Office products retailer becomes the second Australian brand this week to launch its own voice interface integration

Officeworks has become the second retailer this week to jump onto the voice interaction bandwagon, announcing an integration with Google Assistant that will allow consumers to engage with its products and brand via voice-activated devices.

The integration is across Google Home and Google Home Mini as well as compatible Android and iOS smartphones, and allows consumers to search product information on 35,000 SKUs, check product availability in-store, confirm store locations and trading hours via voice. To do this, consumers say ‘Ok Google, talk to Officeworks’ to their compatible voice device.

Once consumers have interacted, they can step through and place an order on the Officeworks website.
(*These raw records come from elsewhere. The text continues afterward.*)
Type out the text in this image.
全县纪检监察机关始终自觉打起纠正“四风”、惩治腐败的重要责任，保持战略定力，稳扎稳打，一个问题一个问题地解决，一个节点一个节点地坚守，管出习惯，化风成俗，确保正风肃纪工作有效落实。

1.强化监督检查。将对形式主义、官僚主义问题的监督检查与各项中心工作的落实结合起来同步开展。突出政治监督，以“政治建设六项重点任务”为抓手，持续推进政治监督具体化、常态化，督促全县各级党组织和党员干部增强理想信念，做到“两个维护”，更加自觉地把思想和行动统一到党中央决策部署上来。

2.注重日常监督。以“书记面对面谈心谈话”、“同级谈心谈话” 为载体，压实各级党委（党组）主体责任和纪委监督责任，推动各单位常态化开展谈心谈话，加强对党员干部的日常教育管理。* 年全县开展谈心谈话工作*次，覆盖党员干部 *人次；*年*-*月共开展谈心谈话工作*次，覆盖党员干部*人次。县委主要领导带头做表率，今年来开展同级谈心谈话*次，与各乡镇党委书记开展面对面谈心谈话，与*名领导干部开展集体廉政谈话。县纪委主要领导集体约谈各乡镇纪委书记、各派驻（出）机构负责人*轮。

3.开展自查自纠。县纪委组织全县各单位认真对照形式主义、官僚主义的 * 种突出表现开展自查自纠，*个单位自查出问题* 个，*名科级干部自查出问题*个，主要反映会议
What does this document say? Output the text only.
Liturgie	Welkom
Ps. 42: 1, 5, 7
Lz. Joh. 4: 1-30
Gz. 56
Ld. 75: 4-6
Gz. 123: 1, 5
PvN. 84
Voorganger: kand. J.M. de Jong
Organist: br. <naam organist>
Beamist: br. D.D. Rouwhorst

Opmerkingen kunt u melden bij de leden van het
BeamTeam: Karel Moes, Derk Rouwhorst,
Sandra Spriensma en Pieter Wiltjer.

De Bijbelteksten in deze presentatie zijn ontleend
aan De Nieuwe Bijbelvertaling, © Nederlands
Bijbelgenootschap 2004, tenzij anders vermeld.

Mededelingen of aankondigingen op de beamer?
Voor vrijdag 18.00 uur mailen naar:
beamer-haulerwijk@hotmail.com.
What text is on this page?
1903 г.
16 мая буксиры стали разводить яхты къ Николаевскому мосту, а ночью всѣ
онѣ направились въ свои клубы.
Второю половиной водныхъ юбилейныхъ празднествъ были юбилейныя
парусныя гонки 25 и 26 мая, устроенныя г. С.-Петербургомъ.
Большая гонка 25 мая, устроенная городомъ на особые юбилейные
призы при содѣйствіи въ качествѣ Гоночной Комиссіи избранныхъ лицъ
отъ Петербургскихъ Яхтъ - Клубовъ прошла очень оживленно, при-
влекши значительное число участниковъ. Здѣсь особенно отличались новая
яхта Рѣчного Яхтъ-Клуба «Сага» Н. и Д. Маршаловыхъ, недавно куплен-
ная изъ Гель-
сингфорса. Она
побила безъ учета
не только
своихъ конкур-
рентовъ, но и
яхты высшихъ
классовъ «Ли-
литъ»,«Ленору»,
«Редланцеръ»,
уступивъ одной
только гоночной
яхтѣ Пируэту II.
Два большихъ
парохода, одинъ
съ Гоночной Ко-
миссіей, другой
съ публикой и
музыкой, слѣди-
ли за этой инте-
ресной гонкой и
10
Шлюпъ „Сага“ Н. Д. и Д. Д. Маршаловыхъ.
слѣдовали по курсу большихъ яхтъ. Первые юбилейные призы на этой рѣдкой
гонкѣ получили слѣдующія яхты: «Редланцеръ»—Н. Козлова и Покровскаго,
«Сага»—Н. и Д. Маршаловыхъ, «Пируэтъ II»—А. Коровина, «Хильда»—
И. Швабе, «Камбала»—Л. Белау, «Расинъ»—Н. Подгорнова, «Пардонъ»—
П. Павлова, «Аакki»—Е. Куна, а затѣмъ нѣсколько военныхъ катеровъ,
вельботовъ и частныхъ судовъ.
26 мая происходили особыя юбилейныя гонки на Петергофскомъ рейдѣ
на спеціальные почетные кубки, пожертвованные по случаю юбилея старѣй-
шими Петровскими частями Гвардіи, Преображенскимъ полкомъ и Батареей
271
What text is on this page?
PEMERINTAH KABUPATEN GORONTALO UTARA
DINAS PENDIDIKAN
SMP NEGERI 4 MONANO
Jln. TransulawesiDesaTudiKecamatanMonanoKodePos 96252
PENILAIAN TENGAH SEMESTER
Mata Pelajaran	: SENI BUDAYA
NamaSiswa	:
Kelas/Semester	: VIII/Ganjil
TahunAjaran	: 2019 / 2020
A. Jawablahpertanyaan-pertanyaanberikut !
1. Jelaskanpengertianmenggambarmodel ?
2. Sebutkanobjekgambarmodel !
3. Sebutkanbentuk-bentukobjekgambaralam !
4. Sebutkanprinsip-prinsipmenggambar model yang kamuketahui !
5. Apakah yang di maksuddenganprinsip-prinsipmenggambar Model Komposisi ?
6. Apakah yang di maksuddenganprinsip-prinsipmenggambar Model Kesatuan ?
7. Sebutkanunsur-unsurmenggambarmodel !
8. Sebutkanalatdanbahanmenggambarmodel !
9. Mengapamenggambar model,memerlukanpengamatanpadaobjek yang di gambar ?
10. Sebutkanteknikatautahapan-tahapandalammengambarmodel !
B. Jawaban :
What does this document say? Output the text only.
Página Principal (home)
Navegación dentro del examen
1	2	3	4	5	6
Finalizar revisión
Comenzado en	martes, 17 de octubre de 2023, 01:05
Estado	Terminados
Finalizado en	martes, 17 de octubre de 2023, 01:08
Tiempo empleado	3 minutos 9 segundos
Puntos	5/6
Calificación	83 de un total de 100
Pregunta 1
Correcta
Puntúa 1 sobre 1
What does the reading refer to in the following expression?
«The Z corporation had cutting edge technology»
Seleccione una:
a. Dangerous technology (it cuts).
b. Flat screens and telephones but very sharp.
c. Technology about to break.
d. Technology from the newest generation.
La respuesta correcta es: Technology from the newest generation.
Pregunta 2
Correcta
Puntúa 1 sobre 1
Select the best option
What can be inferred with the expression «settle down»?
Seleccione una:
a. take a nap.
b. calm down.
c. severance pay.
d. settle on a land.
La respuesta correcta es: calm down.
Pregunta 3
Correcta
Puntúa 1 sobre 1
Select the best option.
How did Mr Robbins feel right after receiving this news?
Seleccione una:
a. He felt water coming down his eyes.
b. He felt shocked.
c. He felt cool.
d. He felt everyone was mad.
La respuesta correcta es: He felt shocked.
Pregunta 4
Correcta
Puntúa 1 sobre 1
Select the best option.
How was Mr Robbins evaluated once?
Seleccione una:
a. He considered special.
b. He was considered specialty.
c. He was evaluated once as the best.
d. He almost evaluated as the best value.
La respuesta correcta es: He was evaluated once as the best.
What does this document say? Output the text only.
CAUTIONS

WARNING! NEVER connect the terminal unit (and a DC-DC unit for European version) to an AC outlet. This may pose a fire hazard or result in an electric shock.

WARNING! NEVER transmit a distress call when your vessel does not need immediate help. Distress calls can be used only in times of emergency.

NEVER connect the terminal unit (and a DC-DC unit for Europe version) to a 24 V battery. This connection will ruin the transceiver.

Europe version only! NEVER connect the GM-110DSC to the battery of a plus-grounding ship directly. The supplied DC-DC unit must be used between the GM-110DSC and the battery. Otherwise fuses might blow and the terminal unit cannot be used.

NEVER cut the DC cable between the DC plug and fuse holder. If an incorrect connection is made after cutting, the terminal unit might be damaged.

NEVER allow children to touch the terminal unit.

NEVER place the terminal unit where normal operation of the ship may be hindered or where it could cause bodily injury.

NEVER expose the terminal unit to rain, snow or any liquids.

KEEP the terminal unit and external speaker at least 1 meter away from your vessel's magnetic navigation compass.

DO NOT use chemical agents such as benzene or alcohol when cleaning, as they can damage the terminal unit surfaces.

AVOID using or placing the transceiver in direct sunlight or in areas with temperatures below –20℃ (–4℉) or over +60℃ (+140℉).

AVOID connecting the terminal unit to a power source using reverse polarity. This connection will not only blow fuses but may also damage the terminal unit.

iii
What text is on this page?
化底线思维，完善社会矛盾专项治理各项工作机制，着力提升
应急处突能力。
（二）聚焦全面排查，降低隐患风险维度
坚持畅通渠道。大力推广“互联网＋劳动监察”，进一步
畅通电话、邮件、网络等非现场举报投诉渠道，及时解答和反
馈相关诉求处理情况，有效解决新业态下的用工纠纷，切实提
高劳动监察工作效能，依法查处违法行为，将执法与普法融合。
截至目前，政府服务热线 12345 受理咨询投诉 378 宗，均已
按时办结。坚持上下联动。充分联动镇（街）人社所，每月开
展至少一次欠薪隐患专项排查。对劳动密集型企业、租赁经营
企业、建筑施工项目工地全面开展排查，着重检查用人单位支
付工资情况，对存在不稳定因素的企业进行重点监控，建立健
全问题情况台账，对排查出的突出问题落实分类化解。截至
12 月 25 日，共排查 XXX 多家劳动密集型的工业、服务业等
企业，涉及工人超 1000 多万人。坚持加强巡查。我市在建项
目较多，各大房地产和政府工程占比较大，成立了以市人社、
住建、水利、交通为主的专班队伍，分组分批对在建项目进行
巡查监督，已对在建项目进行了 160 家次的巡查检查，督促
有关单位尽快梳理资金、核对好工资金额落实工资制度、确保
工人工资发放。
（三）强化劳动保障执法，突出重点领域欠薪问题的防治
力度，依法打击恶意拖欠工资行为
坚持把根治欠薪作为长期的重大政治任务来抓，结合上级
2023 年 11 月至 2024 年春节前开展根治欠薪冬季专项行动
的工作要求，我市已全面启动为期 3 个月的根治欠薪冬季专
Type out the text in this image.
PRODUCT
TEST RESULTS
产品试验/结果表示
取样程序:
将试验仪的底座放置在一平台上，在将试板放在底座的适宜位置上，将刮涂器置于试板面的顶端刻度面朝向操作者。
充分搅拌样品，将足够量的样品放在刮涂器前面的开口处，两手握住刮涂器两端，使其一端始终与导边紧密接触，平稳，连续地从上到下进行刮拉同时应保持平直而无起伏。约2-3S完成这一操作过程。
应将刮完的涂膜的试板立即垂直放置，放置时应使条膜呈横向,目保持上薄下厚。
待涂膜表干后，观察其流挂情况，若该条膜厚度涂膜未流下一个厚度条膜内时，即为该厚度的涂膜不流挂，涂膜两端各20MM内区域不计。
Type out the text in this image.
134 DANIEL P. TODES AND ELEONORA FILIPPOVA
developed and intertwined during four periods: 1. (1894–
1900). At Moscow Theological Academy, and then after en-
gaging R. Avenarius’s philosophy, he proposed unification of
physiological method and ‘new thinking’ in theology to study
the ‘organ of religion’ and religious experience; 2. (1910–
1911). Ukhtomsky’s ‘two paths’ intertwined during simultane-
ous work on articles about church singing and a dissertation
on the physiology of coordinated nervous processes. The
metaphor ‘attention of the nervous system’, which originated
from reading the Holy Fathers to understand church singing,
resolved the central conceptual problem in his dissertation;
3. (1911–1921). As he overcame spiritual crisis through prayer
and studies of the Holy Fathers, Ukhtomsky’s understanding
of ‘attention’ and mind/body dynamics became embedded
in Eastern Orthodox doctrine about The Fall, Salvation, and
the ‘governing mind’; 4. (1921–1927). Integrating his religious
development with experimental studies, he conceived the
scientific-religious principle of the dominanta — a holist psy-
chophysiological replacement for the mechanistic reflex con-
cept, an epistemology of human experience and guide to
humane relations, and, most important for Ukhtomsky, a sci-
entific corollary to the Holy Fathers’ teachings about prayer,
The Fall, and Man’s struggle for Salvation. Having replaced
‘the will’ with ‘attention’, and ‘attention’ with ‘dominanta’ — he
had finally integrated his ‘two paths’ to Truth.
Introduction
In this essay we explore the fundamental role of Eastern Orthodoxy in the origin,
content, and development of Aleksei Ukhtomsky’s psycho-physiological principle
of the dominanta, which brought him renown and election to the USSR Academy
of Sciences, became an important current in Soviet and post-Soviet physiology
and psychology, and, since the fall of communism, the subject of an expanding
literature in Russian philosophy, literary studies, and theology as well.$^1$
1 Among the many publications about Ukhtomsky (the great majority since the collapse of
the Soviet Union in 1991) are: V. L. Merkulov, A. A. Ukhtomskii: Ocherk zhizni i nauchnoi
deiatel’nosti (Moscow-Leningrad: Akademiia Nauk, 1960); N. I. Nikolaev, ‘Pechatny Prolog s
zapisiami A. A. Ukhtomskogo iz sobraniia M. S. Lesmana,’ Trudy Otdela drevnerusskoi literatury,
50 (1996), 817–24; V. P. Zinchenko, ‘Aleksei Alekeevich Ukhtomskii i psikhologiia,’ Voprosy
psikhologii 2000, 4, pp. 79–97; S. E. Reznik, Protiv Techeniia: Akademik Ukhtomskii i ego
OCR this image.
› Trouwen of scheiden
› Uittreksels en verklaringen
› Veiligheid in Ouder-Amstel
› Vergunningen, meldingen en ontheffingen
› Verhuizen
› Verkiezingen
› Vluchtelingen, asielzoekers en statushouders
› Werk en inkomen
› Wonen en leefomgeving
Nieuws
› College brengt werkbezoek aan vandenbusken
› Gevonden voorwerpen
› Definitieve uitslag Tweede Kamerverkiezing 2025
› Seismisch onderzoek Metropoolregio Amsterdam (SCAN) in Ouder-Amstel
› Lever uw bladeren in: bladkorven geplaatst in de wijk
The retailer’s customer experience and ecommerce manager, David Pisker, said integrating with Google Assistant is ongoing proof of its commitment to omni-channel retailing.

“We are excited to provide customers with another way to engage with our brand anywhere, anytime and in any way they want,” he said. “It’s easier than ever to manage different aspects of your home and office ahead of time, or from a remote location. Our aim is to educate Australians on how this smart technology can benefit their everyday lives.”

It’s the latest step in a series of initiatives launched by Officeworks to bring digital enablement into the retail experience. In November, the company also launched a free two-hour click-and-collect service.

Officeworks partnered with digital agency, First, on the integration. First head of operations, Matt Ware, labelled voice the next stage of how people will explore the Web and interact with brands and companies.

“Already, 20 per cent of search on Google is performed via voice and this will grow to over 50 per cent by 2020,” he said. “Companies, like Officeworks, who adopt this medium early, will be well ahead of their competitors in terms of understanding how their customers want to talk with them and what answers to give in return to assist. We are very excited to be working with Officeworks to bring such an innovative tool to market.”

Voice-based retailing is also in the sights of eBay, which announced its own integration with Google Assistant earlier this week. The partnership allows consumers to search its 60 million product listings via compatible Google Home speakers and smartphones.

The voice-based era is rapidly coming upon on. In its recent JWT Intelligence Speak Easy research, J Walter Thompson found 73 per cent of global consumers surveyed agreed they’d use voice-based assistants all the time if they could understand them properly and speak back to them as well as a human can.

In a presentation earlier this week to local brands, Google strategist, Sam Payne, said the decision on what a brand’s ‘voice’ should sounds like is a significant one for all companies to start debating.

From his early experiences developing voice for brands, Payne said there are a number of considerations already that need to be considered. These include brand personality, consumer privacy, and the contextual quality of conversations.

“That point in which we moved from copy-led communications to something that’s much more graphic, and made choices about paring back the articulation of language and speaking more visually – that is potentially comparable to what we’ve about to see with voice,” he said.